Following any joint fusion nonunion may be encountered, but fortunately the rate of nonunion with this technique has been equivalent to the rate of nonunion in patients regardless as to the form of fixation, and in patients who have been maintained non weight bearing after surgery. However, the responses of patients with nonunion using the 3 wire fixation technique have been quite interesting. It has been the author's experience that patients who develop a nonunion generally function well and asymptomatically once the K wires are removed. Instead of attempting to perform a revisional fusion, the first step following nonunion may be to simply remove any residual fixation. It would appear that the interference of motion created by the fixation is the primary source of pain as opposed to the nonunion itself.8 Interestingly, the reduction of hallux valgus deformity is largely preserved in most patients with nonunion (Fig. 4).

Figure 4.

(a and b) Preoperative appearance of a patient with hallux varus and arthritic changes at the hallux interphalangeal joint. (c) Immediate postop films after 1st mpj fusion and hallux interphalangeal arthroplasty. (d and e) Clinical and radiographic appearance 6 months postoperatively with a nonunion of the 1st mpj. (f and g) Clinical and radiographic appearance of the foot 6 months after the removal of the wires with an asymptomatic nonunion.

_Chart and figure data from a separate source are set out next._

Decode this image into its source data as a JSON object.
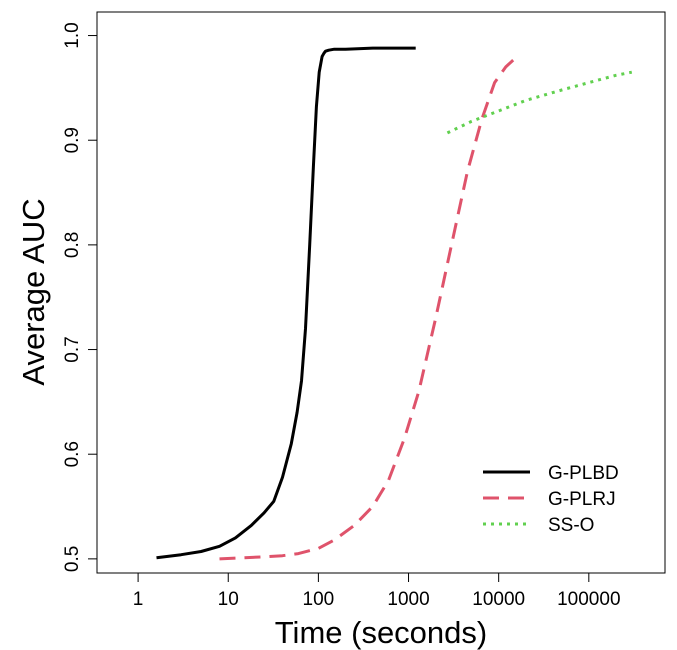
{
  "chart_data": {
    "type": "line",
    "title": "",
    "xlabel": "Time (seconds)",
    "ylabel": "Average AUC",
    "xscale": "log10",
    "xlim": [
      0.35,
      700000
    ],
    "ylim": [
      0.4865,
      1.0225
    ],
    "xticks": [
      {
        "value": 1,
        "label": "1"
      },
      {
        "value": 10,
        "label": "10"
      },
      {
        "value": 100,
        "label": "100"
      },
      {
        "value": 1000,
        "label": "1000"
      },
      {
        "value": 10000,
        "label": "10000"
      },
      {
        "value": 100000,
        "label": "100000"
      }
    ],
    "yticks": [
      {
        "value": 0.5,
        "label": "0.5"
      },
      {
        "value": 0.6,
        "label": "0.6"
      },
      {
        "value": 0.7,
        "label": "0.7"
      },
      {
        "value": 0.8,
        "label": "0.8"
      },
      {
        "value": 0.9,
        "label": "0.9"
      },
      {
        "value": 1.0,
        "label": "1.0"
      }
    ],
    "legend_position": "bottom-right",
    "series": [
      {
        "name": "G-PLBD",
        "color": "#000000",
        "dash": "solid",
        "x": [
          1.6,
          3,
          5,
          8,
          12,
          18,
          25,
          32,
          40,
          50,
          58,
          65,
          72,
          80,
          88,
          95,
          102,
          110,
          115,
          120,
          130,
          150,
          200,
          400,
          700,
          1200
        ],
        "y": [
          0.501,
          0.504,
          0.507,
          0.512,
          0.52,
          0.532,
          0.544,
          0.555,
          0.578,
          0.61,
          0.64,
          0.67,
          0.72,
          0.8,
          0.875,
          0.932,
          0.965,
          0.98,
          0.983,
          0.985,
          0.986,
          0.987,
          0.987,
          0.988,
          0.988,
          0.988
        ]
      },
      {
        "name": "G-PLRJ",
        "color": "#DF536B",
        "dash": "dashed",
        "x": [
          8,
          15,
          25,
          40,
          60,
          100,
          150,
          250,
          400,
          600,
          900,
          1300,
          2000,
          3000,
          4500,
          6500,
          9000,
          12000,
          16000
        ],
        "y": [
          0.5,
          0.501,
          0.502,
          0.503,
          0.505,
          0.51,
          0.518,
          0.532,
          0.55,
          0.575,
          0.615,
          0.66,
          0.73,
          0.8,
          0.87,
          0.92,
          0.955,
          0.97,
          0.98
        ]
      },
      {
        "name": "SS-O",
        "color": "#61D04F",
        "dash": "dotted",
        "x": [
          2700,
          5000,
          10000,
          20000,
          50000,
          100000,
          200000,
          300000
        ],
        "y": [
          0.907,
          0.918,
          0.928,
          0.938,
          0.948,
          0.955,
          0.962,
          0.965
        ]
      }
    ]
  }
}
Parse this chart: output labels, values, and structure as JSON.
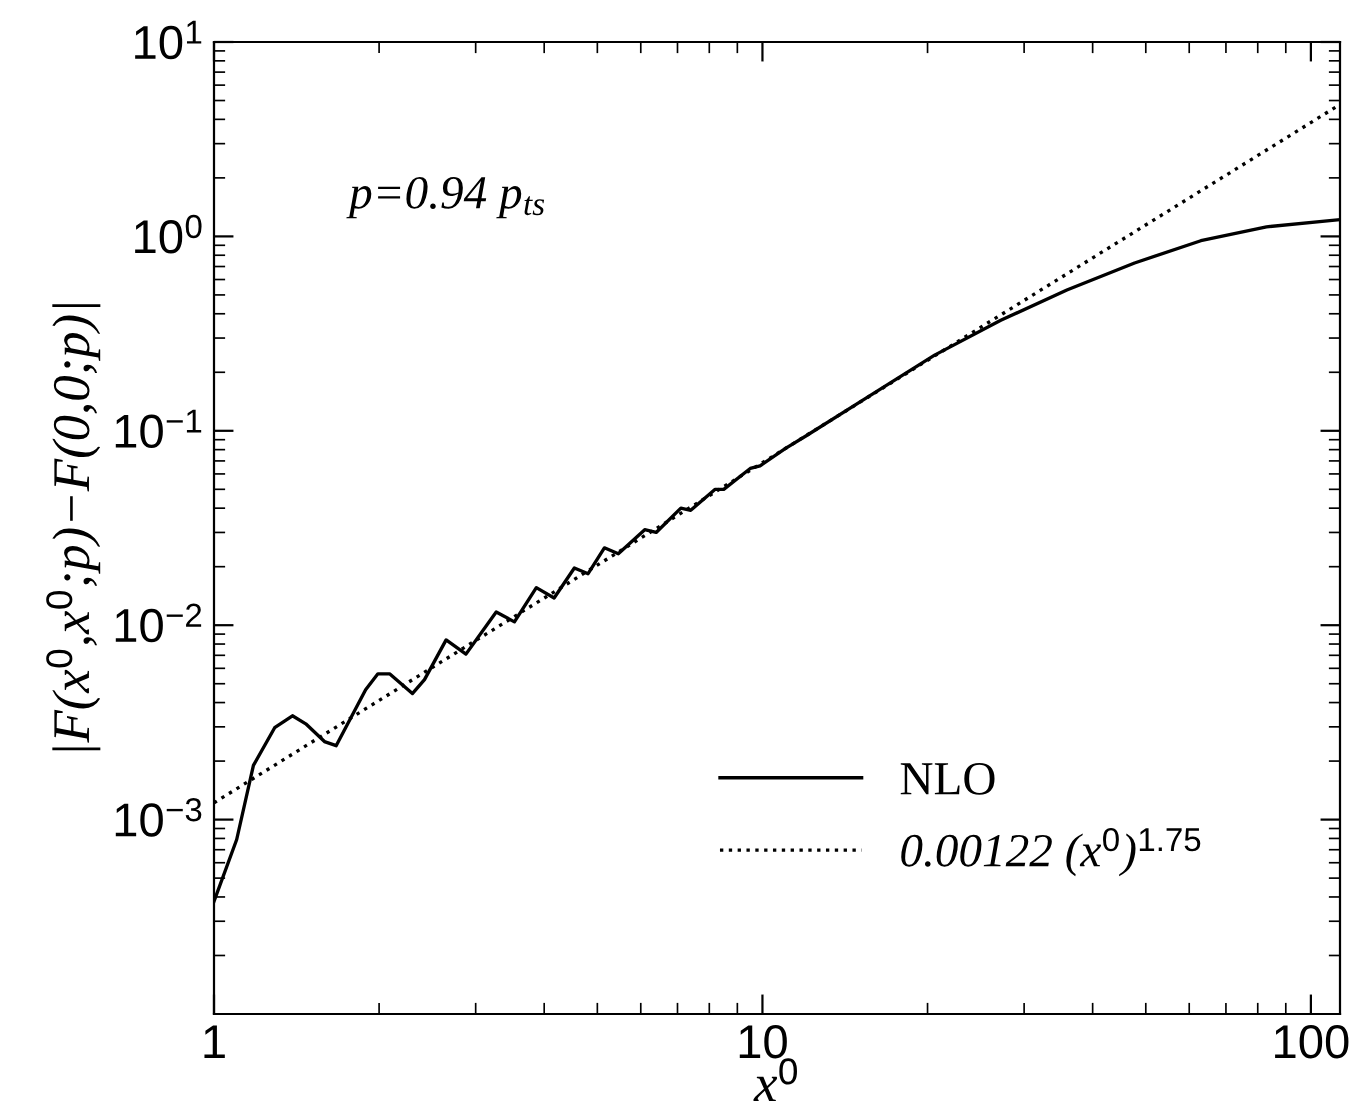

Otherwise, there have been only a few patients where removal of a buried wire has been needed postoperatively, and this has been secondary to direct shoe irritation. Typically this occurs with the dorsal or medial wire at the level of the first metatarsal.


Arthrodesis of the 1st mpj is a very useful technique for the repair of hallux valgus deformity in the older patient. It is a simple technique with good outcomes and poses limited risk to this group of patients. Fixation with Kirschner wires is a simple, stable, effective, and economical form of fixation with healing rates equivalent to other methods of stabilization.

Financial disclosure

None declared.

Conflicts of Interest

Author declare no potential conflicts of interest.